CHOICE #2 : Use x,z,type as the PRIMARY KEY
Run this query
SELECT COUNT(1) rcount,x,z,type FROM bitstrings GROUP BY x,z,type HAVING COUNT(1) > 1;
If this query comes back with no rows at all, this can be your primary key
CREATE TABLE `bitstrings` (
`x` meduimint(11) NOT NULL COMMENT 'roughly +/- 10^6 range',
`z` meduimint(11) NOT NULL COMMENT 'roughly +/- 10^6 range',
`type` smallint(6) UNSIGNED NOT NULL COMMENT 'range: 1-4096',
`offset` smallint(6) UNSIGNED NOT NULL COMMENT 'range: 1-65535',
`bitstring` blob NOT NULL COMMENT 'binary data len: 1-8192',
primary key (x,z,type)
) ENGINE=MyISAM DEFAULT CHARSET=utf-8;
CONCLUSION
Since all queries are based on mainly on x and z, either choice would be OK
- The first choice would yield a bigger .MYI file, but two ways to gather data (grouped by x,z or granularly by id).

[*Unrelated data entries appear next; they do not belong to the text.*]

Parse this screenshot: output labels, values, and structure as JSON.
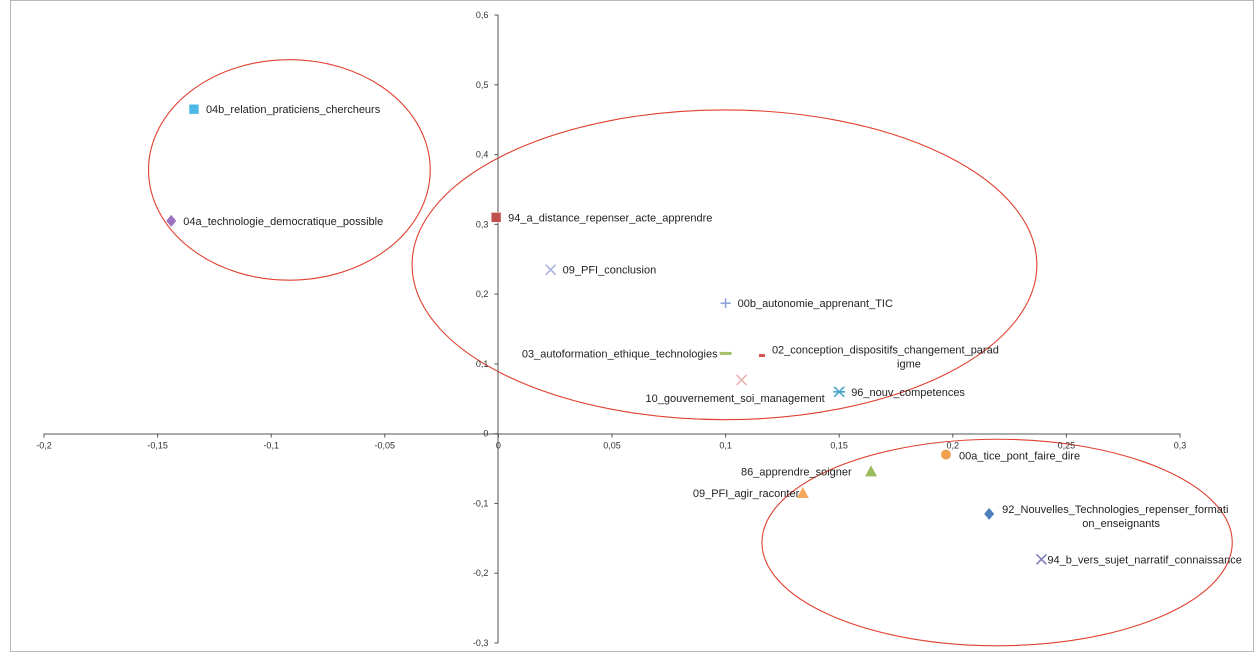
{
  "chart_data": {
    "type": "scatter",
    "title": "",
    "xlabel": "",
    "ylabel": "",
    "xlim": [
      -0.2,
      0.3
    ],
    "ylim": [
      -0.3,
      0.6
    ],
    "x_ticks": [
      "-0,2",
      "-0,15",
      "-0,1",
      "-0,05",
      "0",
      "0,05",
      "0,1",
      "0,15",
      "0,2",
      "0,25",
      "0,3"
    ],
    "y_ticks": [
      "-0,3",
      "-0,2",
      "-0,1",
      "0",
      "0,1",
      "0,2",
      "0,3",
      "0,4",
      "0,5",
      "0,6"
    ],
    "grid": false,
    "points": [
      {
        "label": "04b_relation_praticiens_chercheurs",
        "x": -0.134,
        "y": 0.465,
        "marker": "square",
        "color": "#4db8e8"
      },
      {
        "label": "04a_technologie_democratique_possible",
        "x": -0.144,
        "y": 0.305,
        "marker": "diamond",
        "color": "#9b72c0"
      },
      {
        "label": "94_a_distance_repenser_acte_apprendre",
        "x": -0.001,
        "y": 0.31,
        "marker": "square",
        "color": "#c0504d"
      },
      {
        "label": "09_PFI_conclusion",
        "x": 0.023,
        "y": 0.235,
        "marker": "x",
        "color": "#aab4dd"
      },
      {
        "label": "00b_autonomie_apprenant_TIC",
        "x": 0.1,
        "y": 0.187,
        "marker": "plus",
        "color": "#8fa6d8"
      },
      {
        "label": "03_autoformation_ethique_technologies",
        "x": 0.1,
        "y": 0.115,
        "marker": "dash",
        "color": "#a5c26b"
      },
      {
        "label": "02_conception_dispositifs_changement_paradigme",
        "label_lines": [
          "02_conception_dispositifs_changement_parad",
          "igme"
        ],
        "x": 0.116,
        "y": 0.112,
        "marker": "dash",
        "color": "#d9534f"
      },
      {
        "label": "10_gouvernement_soi_management",
        "x": 0.107,
        "y": 0.077,
        "marker": "x",
        "color": "#e8b4b0"
      },
      {
        "label": "96_nouv_competences",
        "x": 0.15,
        "y": 0.06,
        "marker": "star",
        "color": "#4aa6c8"
      },
      {
        "label": "00a_tice_pont_faire_dire",
        "x": 0.197,
        "y": -0.03,
        "marker": "circle",
        "color": "#f0a050"
      },
      {
        "label": "86_apprendre_soigner",
        "x": 0.164,
        "y": -0.054,
        "marker": "triangle",
        "color": "#9bbb59"
      },
      {
        "label": "09_PFI_agir_raconter",
        "x": 0.134,
        "y": -0.085,
        "marker": "triangle",
        "color": "#f6a85a"
      },
      {
        "label": "92_Nouvelles_Technologies_repenser_formation_enseignants",
        "label_lines": [
          "92_Nouvelles_Technologies_repenser_formati",
          "on_enseignants"
        ],
        "x": 0.216,
        "y": -0.115,
        "marker": "diamond",
        "color": "#4f81bd"
      },
      {
        "label": "94_b_vers_sujet_narratif_connaissance",
        "x": 0.239,
        "y": -0.18,
        "marker": "x",
        "color": "#7f7fb8"
      }
    ],
    "clusters": [
      {
        "cx": -0.092,
        "cy": 0.378,
        "rx": 0.062,
        "ry": 0.158,
        "color": "#e0402f"
      },
      {
        "cx": 0.0995,
        "cy": 0.242,
        "rx": 0.1375,
        "ry": 0.222,
        "color": "#e0402f"
      },
      {
        "cx": 0.2195,
        "cy": -0.156,
        "rx": 0.1035,
        "ry": 0.148,
        "color": "#e0402f"
      }
    ]
  }
}
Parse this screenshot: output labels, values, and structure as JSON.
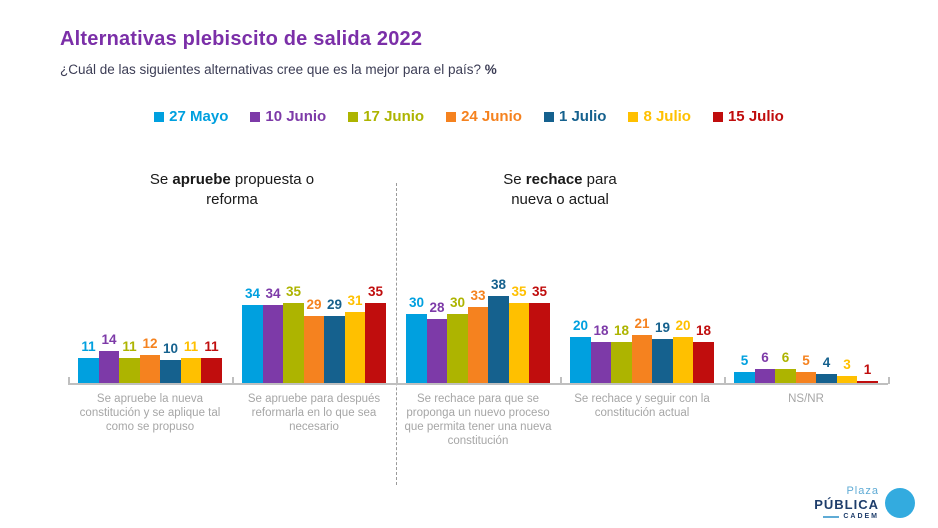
{
  "title": "Alternativas plebiscito de salida 2022",
  "subtitle": {
    "text": "¿Cuál de las siguientes alternativas cree que es la mejor para el país? ",
    "suffix": "%"
  },
  "colors": {
    "title": "#7B2FA8",
    "subtitle": "#3C3D55",
    "axis": "#BFBFBF",
    "category_label": "#A6A6A6",
    "divider": "#9A9A9A",
    "header_text": "#1A1A1A"
  },
  "group_headers": [
    {
      "pre": "Se ",
      "bold": "apruebe",
      "post": " propuesta o reforma"
    },
    {
      "pre": "Se ",
      "bold": "rechace",
      "post": " para nueva o actual"
    }
  ],
  "chart_data": {
    "type": "bar",
    "title": "Alternativas plebiscito de salida 2022",
    "unit": "%",
    "grid": false,
    "legend_position": "top",
    "value_labels": true,
    "ylim": [
      0,
      40
    ],
    "categories": [
      "Se apruebe la nueva constitución y se aplique tal como se propuso",
      "Se apruebe para después reformarla en lo que sea necesario",
      "Se rechace para que se proponga un nuevo proceso que permita tener una nueva constitución",
      "Se rechace y seguir con la constitución actual",
      "NS/NR"
    ],
    "series": [
      {
        "name": "27 Mayo",
        "color": "#00A0DF",
        "values": [
          11,
          34,
          30,
          20,
          5
        ]
      },
      {
        "name": "10 Junio",
        "color": "#7D3AA8",
        "values": [
          14,
          34,
          28,
          18,
          6
        ]
      },
      {
        "name": "17 Junio",
        "color": "#ADB400",
        "values": [
          11,
          35,
          30,
          18,
          6
        ]
      },
      {
        "name": "24 Junio",
        "color": "#F5821F",
        "values": [
          12,
          29,
          33,
          21,
          5
        ]
      },
      {
        "name": "1 Julio",
        "color": "#15618E",
        "values": [
          10,
          29,
          38,
          19,
          4
        ]
      },
      {
        "name": "8 Julio",
        "color": "#FFC000",
        "values": [
          11,
          31,
          35,
          20,
          3
        ]
      },
      {
        "name": "15 Julio",
        "color": "#C00D0D",
        "values": [
          11,
          35,
          35,
          18,
          1
        ]
      }
    ]
  },
  "logo": {
    "line1": "Plaza",
    "line2": "PÚBLICA",
    "line3": "CADEM",
    "light_blue": "#5FABD5",
    "navy": "#1E3D6B",
    "icon_blue": "#33ABDF",
    "icon_purple": "#472B63",
    "icon_teal": "#1B6B8C"
  }
}
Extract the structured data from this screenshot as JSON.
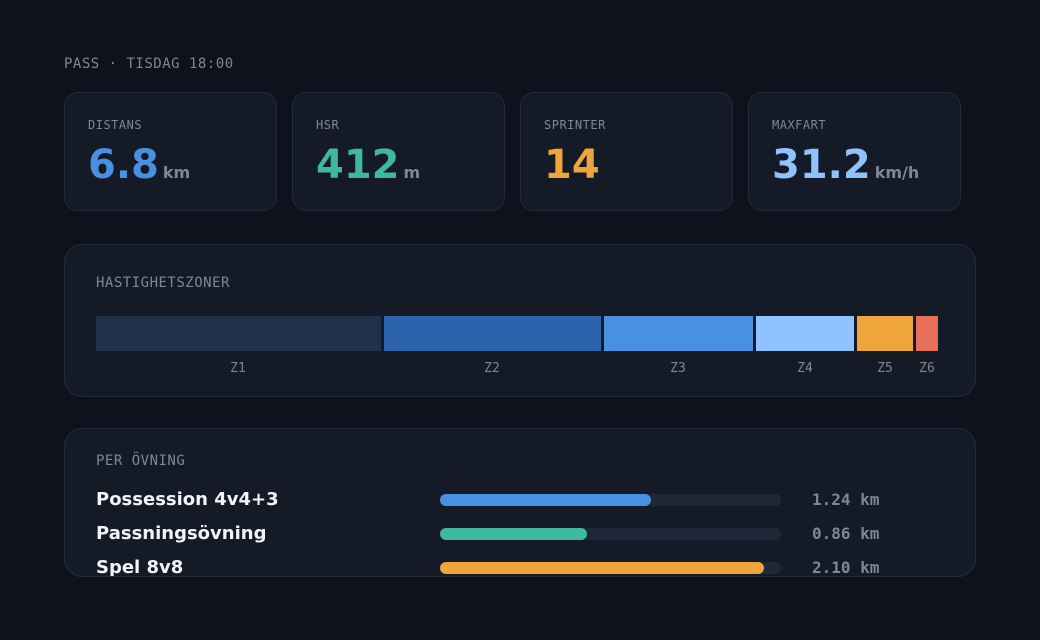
{
  "session": {
    "label": "PASS · TISDAG 18:00"
  },
  "kpis": [
    {
      "label": "DISTANS",
      "value": "6.8",
      "unit": "km",
      "color": "#4a90e2"
    },
    {
      "label": "HSR",
      "value": "412",
      "unit": "m",
      "color": "#3fb8a0"
    },
    {
      "label": "SPRINTER",
      "value": "14",
      "unit": "",
      "color": "#f0a43c"
    },
    {
      "label": "MAXFART",
      "value": "31.2",
      "unit": "km/h",
      "color": "#8fc3ff"
    }
  ],
  "zones": {
    "title": "HASTIGHETSZONER",
    "items": [
      {
        "label": "Z1",
        "color": "#213149"
      },
      {
        "label": "Z2",
        "color": "#2b63ad"
      },
      {
        "label": "Z3",
        "color": "#4a90e2"
      },
      {
        "label": "Z4",
        "color": "#8fc3ff"
      },
      {
        "label": "Z5",
        "color": "#f0a43c"
      },
      {
        "label": "Z6",
        "color": "#e8705a"
      }
    ]
  },
  "drills": {
    "title": "PER ÖVNING",
    "items": [
      {
        "name": "Possession 4v4+3",
        "value": "1.24 km",
        "fraction": 0.62,
        "color": "#4a90e2"
      },
      {
        "name": "Passningsövning",
        "value": "0.86 km",
        "fraction": 0.43,
        "color": "#3fb8a0"
      },
      {
        "name": "Spel 8v8",
        "value": "2.10 km",
        "fraction": 0.95,
        "color": "#f0a43c"
      }
    ]
  }
}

- The second choice only gathers by x and z but a smaller .MYI file.
다른 팁
One alternative may be to combine X and Z into one value. This would limit you to queries that only exacly match one row, so it may not be suitable for you.
SELECT `type`, `offset`, `bitstring` WHERE `xz` = 250 + (800 * 1000000);
This will also put a pretty hard limit on your maximum size of your grid (million x million in my example) and you'd need a bigger type than mediumint.
Unlikely to be worth the trouble, but it could save a few bytes and cycles here and there.
Is (x,y,type) unique? (If not, then the proposed PK will not work.)
- Use InnoDB to get the PK "clustered".
- Use PARTITION to get a hint of two clustered indexes.
- PK(x,z,...) PARTITION by RANGE(z) --yes, specifically the second field
- If you need the AUTO_INCREMENT id, then also have INDEX(id) -- that is sufficient to support auto-inc. (More generally, any index starting with id.)
Depending on the properties of x and z, this may be better: PK(z,x,...), RANGE(x).